Keep cool as you refuel. Try light, healthy pre- and post-workout snacks that can also help you stay cool, such as:
Chilled or frozen fruit
Homemade popsicles made from 100 percent fruit juice
Cold salads loaded with vegetables, beans, legumes and heart-healthy fish like albacore tuna or salmon
Crisp, chilled raw veggies like cucumber, carrot or celery with a light, cool dip
Cold sparkling water with a splash of 100% fruit juice or slices of citrus or cucumber
Beat the heat. If you find you just can’t tolerate the heat, don’t skip out on your workout or physical activity time!
Find indoor locations where you can be active, such as a shopping mall, gym or community recreation center.
Discover activities you can do in your home or at work.
Adjust your workout schedule to early morning or late evening when it’s cooler outside.
Know the signs of heat-related conditions. According to the National Institutes of Health(link opens in new window), heat illnesses or emergencies can occur with exposure to high temperatures and humidity. Dehydration can occur when you don’t replace body fluids lost by sweating. Being even slightly dehydrated can make you feel bad and put you at greater risk for heat-related illnesses like heat exhaustion and heat stroke.
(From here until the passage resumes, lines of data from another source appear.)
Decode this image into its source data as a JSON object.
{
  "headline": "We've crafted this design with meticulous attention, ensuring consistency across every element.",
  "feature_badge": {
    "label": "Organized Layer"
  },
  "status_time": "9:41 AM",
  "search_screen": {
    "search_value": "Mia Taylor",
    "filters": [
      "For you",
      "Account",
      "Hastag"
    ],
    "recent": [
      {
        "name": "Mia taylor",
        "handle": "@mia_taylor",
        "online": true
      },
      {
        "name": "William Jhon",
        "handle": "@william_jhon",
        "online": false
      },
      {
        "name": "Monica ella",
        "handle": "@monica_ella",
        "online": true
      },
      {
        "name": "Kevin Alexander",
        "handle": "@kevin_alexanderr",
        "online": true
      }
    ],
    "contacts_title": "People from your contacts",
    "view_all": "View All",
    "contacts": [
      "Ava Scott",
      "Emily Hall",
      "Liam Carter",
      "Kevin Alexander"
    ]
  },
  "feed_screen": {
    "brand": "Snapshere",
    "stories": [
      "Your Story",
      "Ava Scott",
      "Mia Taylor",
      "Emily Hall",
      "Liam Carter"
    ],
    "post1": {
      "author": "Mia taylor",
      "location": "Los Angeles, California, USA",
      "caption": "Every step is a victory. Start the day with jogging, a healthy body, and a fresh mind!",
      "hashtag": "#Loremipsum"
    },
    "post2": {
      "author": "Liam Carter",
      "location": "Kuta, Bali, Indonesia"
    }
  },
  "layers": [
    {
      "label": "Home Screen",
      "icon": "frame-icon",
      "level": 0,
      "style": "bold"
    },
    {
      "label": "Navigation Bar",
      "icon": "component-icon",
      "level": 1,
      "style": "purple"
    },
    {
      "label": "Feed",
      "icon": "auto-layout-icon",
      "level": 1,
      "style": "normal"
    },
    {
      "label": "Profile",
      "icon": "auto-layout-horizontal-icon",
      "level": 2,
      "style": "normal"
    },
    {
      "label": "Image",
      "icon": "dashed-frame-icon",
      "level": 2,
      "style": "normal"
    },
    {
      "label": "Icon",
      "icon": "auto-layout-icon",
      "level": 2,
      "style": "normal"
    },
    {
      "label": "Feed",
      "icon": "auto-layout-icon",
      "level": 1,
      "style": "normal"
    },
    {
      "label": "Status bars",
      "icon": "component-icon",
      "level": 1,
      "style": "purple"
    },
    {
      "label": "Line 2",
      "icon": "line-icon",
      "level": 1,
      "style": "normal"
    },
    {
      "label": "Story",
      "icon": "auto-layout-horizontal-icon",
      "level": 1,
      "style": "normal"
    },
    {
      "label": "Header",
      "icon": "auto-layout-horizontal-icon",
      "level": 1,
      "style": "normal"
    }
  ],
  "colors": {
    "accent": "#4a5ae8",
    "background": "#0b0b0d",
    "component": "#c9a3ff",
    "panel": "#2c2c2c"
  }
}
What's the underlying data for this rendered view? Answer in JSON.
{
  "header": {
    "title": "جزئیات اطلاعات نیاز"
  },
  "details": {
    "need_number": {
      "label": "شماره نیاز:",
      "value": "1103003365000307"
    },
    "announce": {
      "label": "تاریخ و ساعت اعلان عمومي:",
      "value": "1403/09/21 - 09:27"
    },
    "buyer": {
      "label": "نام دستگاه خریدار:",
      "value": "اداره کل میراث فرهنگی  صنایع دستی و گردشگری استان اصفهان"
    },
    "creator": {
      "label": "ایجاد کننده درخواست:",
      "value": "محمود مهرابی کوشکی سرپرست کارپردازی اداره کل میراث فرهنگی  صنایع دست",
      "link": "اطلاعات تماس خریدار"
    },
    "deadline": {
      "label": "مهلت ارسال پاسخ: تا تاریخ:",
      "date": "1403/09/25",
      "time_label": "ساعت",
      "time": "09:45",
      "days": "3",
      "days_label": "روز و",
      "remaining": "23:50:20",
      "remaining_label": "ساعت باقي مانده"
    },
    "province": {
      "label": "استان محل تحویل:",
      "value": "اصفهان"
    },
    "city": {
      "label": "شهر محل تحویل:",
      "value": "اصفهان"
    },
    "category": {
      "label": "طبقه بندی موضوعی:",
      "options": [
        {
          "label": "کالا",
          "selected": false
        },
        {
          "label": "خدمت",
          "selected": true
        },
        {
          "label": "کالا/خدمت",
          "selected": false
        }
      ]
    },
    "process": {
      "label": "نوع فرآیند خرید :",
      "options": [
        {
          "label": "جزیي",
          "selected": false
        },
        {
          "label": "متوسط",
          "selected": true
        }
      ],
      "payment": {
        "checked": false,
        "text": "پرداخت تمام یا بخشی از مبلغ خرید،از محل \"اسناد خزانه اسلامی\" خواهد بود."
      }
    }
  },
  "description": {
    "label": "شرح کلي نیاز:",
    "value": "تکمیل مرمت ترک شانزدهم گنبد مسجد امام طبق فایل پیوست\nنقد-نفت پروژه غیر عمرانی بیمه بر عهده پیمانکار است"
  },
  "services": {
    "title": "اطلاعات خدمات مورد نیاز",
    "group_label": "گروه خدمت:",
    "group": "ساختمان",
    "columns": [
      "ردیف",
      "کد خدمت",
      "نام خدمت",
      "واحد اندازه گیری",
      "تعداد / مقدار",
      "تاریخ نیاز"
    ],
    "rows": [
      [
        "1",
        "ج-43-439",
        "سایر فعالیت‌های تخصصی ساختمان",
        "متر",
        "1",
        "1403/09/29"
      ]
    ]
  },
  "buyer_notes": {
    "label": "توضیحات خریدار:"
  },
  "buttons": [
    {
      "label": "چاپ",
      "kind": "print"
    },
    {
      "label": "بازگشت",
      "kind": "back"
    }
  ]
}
Watch for these signs of mild to moderate dehydration:
Dry or sticky mouth
Dry, cool skin
Not urinating much or darker-colored urine
Signs of severe dehydration:
Not urinating or very dark-colored urine
Dry, shriveled skin
Irritability or confusion
Dizziness or lightheadedness
Fatigue or listlessness
Heat cramps are the first stage of heat illness and can share some of the symptoms of dehydration:
Muscle cramps and pains, often in the legs or abdomen
Very heavy sweating
Heat exhaustion symptoms include:
Dizziness or lightheadedness
Cool, moist skin
Nausea and vomiting
If you experience signs of dehydration, heat cramps or heat exhaustion:
Stop exercising right away.
Sip water or suck on ice cubes.
Move to the shade or indoors as soon as possible.
Douse yourself with cold water.
Apply cold, wet cloths to the neck, groin and armpits.
Seek medical attention if your condition doesn’t improve or gets worse.
Heat stroke is when the body is no longer able to regulate its temperature, and it keeps rising. This is very serious and requires immediate medical attention. Call 9-1-1 and take the actions above right away if you experience these symptoms:
High fever (above 104 degrees F)
Hot, dry, red skin
Fast, weak pulse
Fast, shallow breathing
Irrational behavior or extreme confusion
Seizure or unconsciousness
What if I’m recovering from a cardiac event or stroke?
Some people are afraid to exercise after a heart attack. But regular physical activity can help reduce your chances of having another heart attack.
The AHA published a statement in 2014 that doctors should prescribe exercise to stroke patients since there is strong evidence that physical activity and exercise after stroke can improve cardiovascular fitness, walking ability and upper arm strength.
If you’ve had a heart attack or stroke, talk with your doctor before starting any exercise to be sure you’re following a safe, effective physical activity program.